Upon integration, the viral genome is copied and transcribed as part of the human chromosome. The enzyme protease cleaves peptides expressed from the viral genome into mature proteins that can be assembled into new virions, which are released from the host cell to complete the retroviral life cycle.
Antiretroviral Drugs
Older therapies block the activity of reverse transcriptase (with nucleoside and nucleotide reverse transcriptase inhibitors or with non-nucleoside reverse transcriptase inhibitors) or block maturation of viral proteins with protease inhibitors. Retroviruses can easily develop resistance to these drugs, because the reverse transcriptase and protease genes can undergo many base substitutions and still produce functional enzymes. These mutational changes alter protein conformation, making the enzymes harder to inhibit with a single drug.
When the integrase is inhibited, host enzymes circularize the provirus, which is then degraded, preventing stable integration into the host genome. There is no known human equivalent of the integrase enzyme, suggesting that this class of drugs is not likely to be toxic to the human cell.
Clinical Use
Raltegravir was the first integrase inhibitor to be approved by the US Food and Drug Administration (2007). It has been shown to reduce the amount of virus in the body (viral load) and to increase the number of CD4-positive T cells, which is one type of immune cell invaded by HIV.

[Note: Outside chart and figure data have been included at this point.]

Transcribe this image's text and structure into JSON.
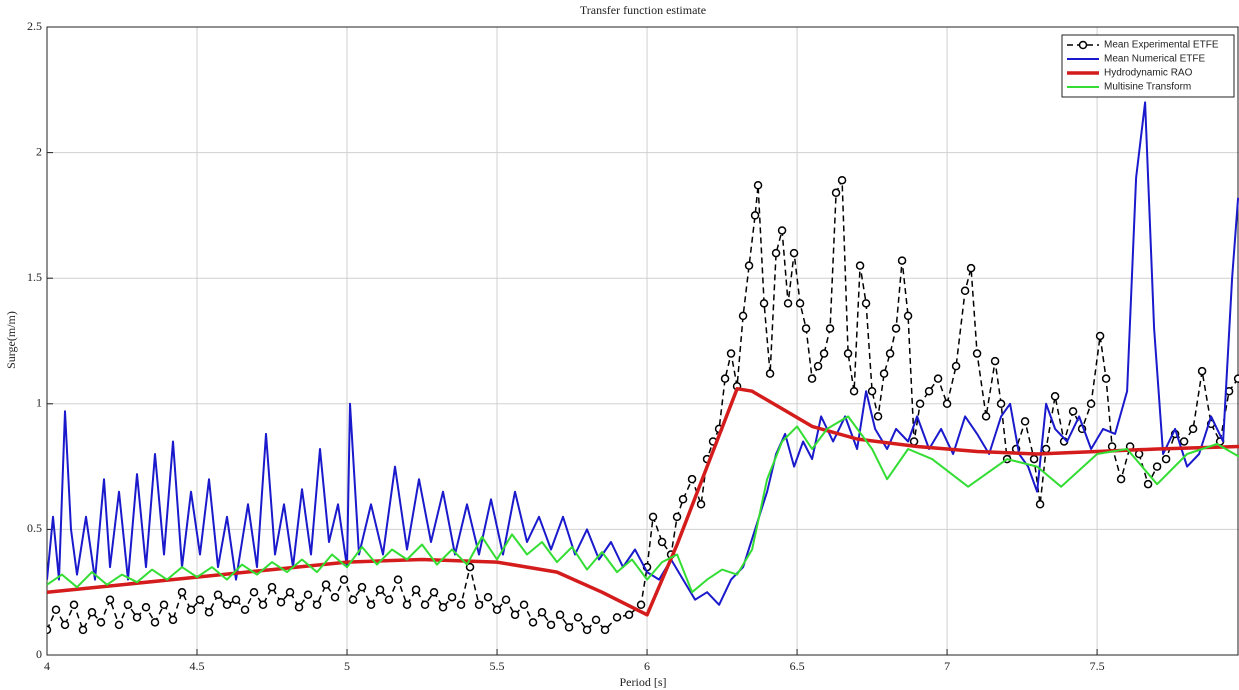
{
  "chart_data": {
    "type": "line",
    "title": "Transfer function estimate",
    "x_label": "Period [s]",
    "y_label": "Surge(m/m)",
    "xlim": [
      4,
      7.973
    ],
    "xticks": [
      4,
      4.5,
      5,
      5.5,
      6,
      6.5,
      7,
      7.5
    ],
    "ylim": [
      0,
      2.5
    ],
    "yticks": [
      0,
      0.5,
      1,
      1.5,
      2,
      2.5
    ],
    "grid": true,
    "legend": "top-right",
    "series": [
      {
        "name": "Mean Experimental ETFE",
        "color": "#000000",
        "width": 1.5,
        "style": "dashed",
        "marker": "circle",
        "x": [
          4.0,
          4.03,
          4.06,
          4.09,
          4.12,
          4.15,
          4.18,
          4.21,
          4.24,
          4.27,
          4.3,
          4.33,
          4.36,
          4.39,
          4.42,
          4.45,
          4.48,
          4.51,
          4.54,
          4.57,
          4.6,
          4.63,
          4.66,
          4.69,
          4.72,
          4.75,
          4.78,
          4.81,
          4.84,
          4.87,
          4.9,
          4.93,
          4.96,
          4.99,
          5.02,
          5.05,
          5.08,
          5.11,
          5.14,
          5.17,
          5.2,
          5.23,
          5.26,
          5.29,
          5.32,
          5.35,
          5.38,
          5.41,
          5.44,
          5.47,
          5.5,
          5.53,
          5.56,
          5.59,
          5.62,
          5.65,
          5.68,
          5.71,
          5.74,
          5.77,
          5.8,
          5.83,
          5.86,
          5.9,
          5.94,
          5.98,
          6.0,
          6.02,
          6.05,
          6.08,
          6.1,
          6.12,
          6.15,
          6.18,
          6.2,
          6.22,
          6.24,
          6.26,
          6.28,
          6.3,
          6.32,
          6.34,
          6.36,
          6.37,
          6.39,
          6.41,
          6.43,
          6.45,
          6.47,
          6.49,
          6.51,
          6.53,
          6.55,
          6.57,
          6.59,
          6.61,
          6.63,
          6.65,
          6.67,
          6.69,
          6.71,
          6.73,
          6.75,
          6.77,
          6.79,
          6.81,
          6.83,
          6.85,
          6.87,
          6.89,
          6.91,
          6.94,
          6.97,
          7.0,
          7.03,
          7.06,
          7.08,
          7.1,
          7.13,
          7.16,
          7.18,
          7.2,
          7.23,
          7.26,
          7.29,
          7.31,
          7.33,
          7.36,
          7.39,
          7.42,
          7.45,
          7.48,
          7.51,
          7.53,
          7.55,
          7.58,
          7.61,
          7.64,
          7.67,
          7.7,
          7.73,
          7.76,
          7.79,
          7.82,
          7.85,
          7.88,
          7.91,
          7.94,
          7.97
        ],
        "values": [
          0.1,
          0.18,
          0.12,
          0.2,
          0.1,
          0.17,
          0.13,
          0.22,
          0.12,
          0.2,
          0.15,
          0.19,
          0.13,
          0.2,
          0.14,
          0.25,
          0.18,
          0.22,
          0.17,
          0.24,
          0.2,
          0.22,
          0.18,
          0.25,
          0.2,
          0.27,
          0.21,
          0.25,
          0.19,
          0.24,
          0.2,
          0.28,
          0.23,
          0.3,
          0.22,
          0.27,
          0.2,
          0.26,
          0.22,
          0.3,
          0.2,
          0.26,
          0.2,
          0.25,
          0.19,
          0.23,
          0.2,
          0.35,
          0.2,
          0.23,
          0.18,
          0.22,
          0.16,
          0.2,
          0.13,
          0.17,
          0.12,
          0.16,
          0.11,
          0.15,
          0.1,
          0.14,
          0.1,
          0.15,
          0.16,
          0.2,
          0.35,
          0.55,
          0.45,
          0.4,
          0.55,
          0.62,
          0.7,
          0.6,
          0.78,
          0.85,
          0.9,
          1.1,
          1.2,
          1.07,
          1.35,
          1.55,
          1.75,
          1.87,
          1.4,
          1.12,
          1.6,
          1.69,
          1.4,
          1.6,
          1.4,
          1.3,
          1.1,
          1.15,
          1.2,
          1.3,
          1.84,
          1.89,
          1.2,
          1.05,
          1.55,
          1.4,
          1.05,
          0.95,
          1.12,
          1.2,
          1.3,
          1.57,
          1.35,
          0.85,
          1.0,
          1.05,
          1.1,
          1.0,
          1.15,
          1.45,
          1.54,
          1.2,
          0.95,
          1.17,
          1.0,
          0.78,
          0.82,
          0.93,
          0.78,
          0.6,
          0.82,
          1.03,
          0.85,
          0.97,
          0.9,
          1.0,
          1.27,
          1.1,
          0.83,
          0.7,
          0.83,
          0.8,
          0.68,
          0.75,
          0.78,
          0.88,
          0.85,
          0.9,
          1.13,
          0.92,
          0.85,
          1.05,
          1.1
        ]
      },
      {
        "name": "Mean Numerical ETFE",
        "color": "#1a1acc",
        "width": 2,
        "x": [
          4.0,
          4.02,
          4.04,
          4.06,
          4.08,
          4.1,
          4.13,
          4.16,
          4.19,
          4.21,
          4.24,
          4.27,
          4.3,
          4.33,
          4.36,
          4.39,
          4.42,
          4.45,
          4.48,
          4.51,
          4.54,
          4.57,
          4.6,
          4.63,
          4.67,
          4.7,
          4.73,
          4.76,
          4.79,
          4.82,
          4.85,
          4.88,
          4.91,
          4.94,
          4.97,
          5.0,
          5.01,
          5.04,
          5.08,
          5.12,
          5.16,
          5.2,
          5.24,
          5.28,
          5.32,
          5.36,
          5.4,
          5.44,
          5.48,
          5.52,
          5.56,
          5.6,
          5.64,
          5.68,
          5.72,
          5.76,
          5.8,
          5.84,
          5.88,
          5.92,
          5.96,
          6.0,
          6.04,
          6.08,
          6.12,
          6.16,
          6.2,
          6.24,
          6.28,
          6.32,
          6.36,
          6.4,
          6.43,
          6.46,
          6.49,
          6.52,
          6.55,
          6.58,
          6.62,
          6.66,
          6.7,
          6.73,
          6.76,
          6.8,
          6.83,
          6.87,
          6.9,
          6.94,
          6.98,
          7.02,
          7.06,
          7.1,
          7.14,
          7.18,
          7.21,
          7.24,
          7.27,
          7.3,
          7.33,
          7.36,
          7.4,
          7.44,
          7.48,
          7.52,
          7.56,
          7.6,
          7.63,
          7.66,
          7.69,
          7.72,
          7.76,
          7.8,
          7.84,
          7.88,
          7.92,
          7.95,
          7.97
        ],
        "values": [
          0.3,
          0.55,
          0.3,
          0.97,
          0.5,
          0.32,
          0.55,
          0.3,
          0.7,
          0.35,
          0.65,
          0.3,
          0.72,
          0.35,
          0.8,
          0.4,
          0.85,
          0.35,
          0.65,
          0.4,
          0.7,
          0.35,
          0.55,
          0.3,
          0.6,
          0.35,
          0.88,
          0.4,
          0.6,
          0.35,
          0.66,
          0.4,
          0.82,
          0.45,
          0.6,
          0.35,
          1.0,
          0.4,
          0.6,
          0.4,
          0.75,
          0.42,
          0.7,
          0.45,
          0.65,
          0.4,
          0.6,
          0.4,
          0.62,
          0.4,
          0.65,
          0.45,
          0.55,
          0.42,
          0.55,
          0.4,
          0.5,
          0.38,
          0.45,
          0.35,
          0.42,
          0.33,
          0.3,
          0.38,
          0.3,
          0.22,
          0.25,
          0.2,
          0.3,
          0.35,
          0.5,
          0.65,
          0.8,
          0.88,
          0.75,
          0.85,
          0.78,
          0.95,
          0.85,
          0.95,
          0.82,
          1.05,
          0.9,
          0.82,
          0.9,
          0.85,
          0.95,
          0.82,
          0.9,
          0.8,
          0.95,
          0.88,
          0.8,
          0.95,
          1.0,
          0.8,
          0.75,
          0.65,
          1.0,
          0.9,
          0.85,
          0.95,
          0.82,
          0.9,
          0.88,
          1.05,
          1.9,
          2.2,
          1.3,
          0.8,
          0.9,
          0.75,
          0.8,
          0.95,
          0.85,
          1.5,
          1.82
        ]
      },
      {
        "name": "Hydrodynamic RAO",
        "color": "#d41c1c",
        "width": 3.5,
        "x": [
          4,
          4.25,
          4.5,
          4.75,
          5,
          5.25,
          5.5,
          5.7,
          5.85,
          6.0,
          6.1,
          6.2,
          6.3,
          6.35,
          6.45,
          6.55,
          6.7,
          6.9,
          7.1,
          7.3,
          7.5,
          7.7,
          7.973
        ],
        "values": [
          0.25,
          0.28,
          0.31,
          0.34,
          0.37,
          0.38,
          0.37,
          0.33,
          0.25,
          0.16,
          0.44,
          0.75,
          1.06,
          1.05,
          0.98,
          0.91,
          0.86,
          0.83,
          0.81,
          0.8,
          0.81,
          0.82,
          0.83
        ]
      },
      {
        "name": "Multisine Transform",
        "color": "#33dd33",
        "width": 2,
        "x": [
          4.0,
          4.05,
          4.1,
          4.15,
          4.2,
          4.25,
          4.3,
          4.35,
          4.4,
          4.45,
          4.5,
          4.55,
          4.6,
          4.65,
          4.7,
          4.75,
          4.8,
          4.85,
          4.9,
          4.95,
          5.0,
          5.05,
          5.1,
          5.15,
          5.2,
          5.25,
          5.3,
          5.35,
          5.4,
          5.45,
          5.5,
          5.55,
          5.6,
          5.65,
          5.7,
          5.75,
          5.8,
          5.85,
          5.9,
          5.95,
          6.0,
          6.05,
          6.1,
          6.15,
          6.2,
          6.25,
          6.3,
          6.35,
          6.4,
          6.45,
          6.5,
          6.55,
          6.6,
          6.67,
          6.75,
          6.8,
          6.87,
          6.95,
          7.07,
          7.2,
          7.3,
          7.38,
          7.5,
          7.6,
          7.7,
          7.8,
          7.9,
          7.973
        ],
        "values": [
          0.28,
          0.32,
          0.27,
          0.33,
          0.28,
          0.32,
          0.29,
          0.34,
          0.3,
          0.35,
          0.31,
          0.35,
          0.3,
          0.36,
          0.32,
          0.37,
          0.33,
          0.38,
          0.33,
          0.4,
          0.35,
          0.43,
          0.36,
          0.42,
          0.38,
          0.44,
          0.36,
          0.42,
          0.36,
          0.47,
          0.38,
          0.48,
          0.4,
          0.45,
          0.37,
          0.43,
          0.34,
          0.41,
          0.33,
          0.38,
          0.3,
          0.37,
          0.4,
          0.25,
          0.3,
          0.34,
          0.32,
          0.42,
          0.7,
          0.85,
          0.91,
          0.82,
          0.9,
          0.95,
          0.82,
          0.7,
          0.82,
          0.78,
          0.67,
          0.78,
          0.75,
          0.67,
          0.8,
          0.82,
          0.68,
          0.8,
          0.84,
          0.79
        ]
      }
    ]
  }
}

Raltegravir is a derivative of diketobutanoic acid. HIV resistance to raltegravir is caused by mutations in locations near the active site; therefore, other diketobutanoic acids are being modified to tightly bind mutated integrases from resistant strains. Quinolone derivatives also appear to have anti-integrase effects.

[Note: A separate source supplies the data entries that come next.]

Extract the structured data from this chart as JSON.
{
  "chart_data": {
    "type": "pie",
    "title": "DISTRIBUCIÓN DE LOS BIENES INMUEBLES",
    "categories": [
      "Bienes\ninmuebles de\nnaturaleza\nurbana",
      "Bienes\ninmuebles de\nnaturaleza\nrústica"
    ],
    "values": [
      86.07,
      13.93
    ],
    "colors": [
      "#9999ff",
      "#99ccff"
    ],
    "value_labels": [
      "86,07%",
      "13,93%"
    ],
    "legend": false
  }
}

Since the development and success of Raltegravir, several other integrase inhibitors have entered the market. Elvitegravir, also known as Vitekta, was approved by the FDA in 2012. It was followed by Dolutegravir and Biktarvy, both of which were approved in 2018. Cabotegravir followed in 2021. Several other drugs are also under development.
Impact
Resistance to antiretroviral agents has complicated efforts to treat HIV; therefore, the emergence of a new class of drugs that uses a different mechanism of action and carries a lower risk of resistance is welcome news for persons with multidrug-resistant strains.
Bibliography
Berger, Daniel S. “The Dawn of a New Treatment: A Look at Experimental HIV Integrase Inhibitors.” Positively Aware: The Monthly Journal of the Test Positive Aware Network 17 (2006): 44-45.

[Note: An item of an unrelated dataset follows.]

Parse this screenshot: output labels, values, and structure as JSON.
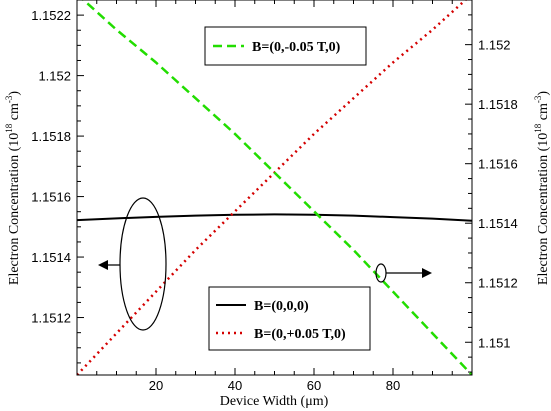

Fangman, John J. W., and Martin S. Hirsch. “Integrase Inhibitors and Other New Drugs in Development.” In AIDS Therapy, edited by Raphael Dolin, Henry Masur, and Michael S. Saag. 3d ed. New York: Churchill Livingstone/Elsevier, 2008.
Powell Key, Alyson. "Integrase Inhibitors for HIV: What to Know." WebMD, 11 Nov. 2024, www.webmd.com/hiv-aids/hiv-integrase-inhibitors. Accessed 3 Feb. 2025.
Rockstroh, Jürgen K. “Integrase Inhibitors: Why Do We Need a New Drug Class for HIV Therapy?” European Journal of Medical Research 14, suppl. 3 (2009): 1-3.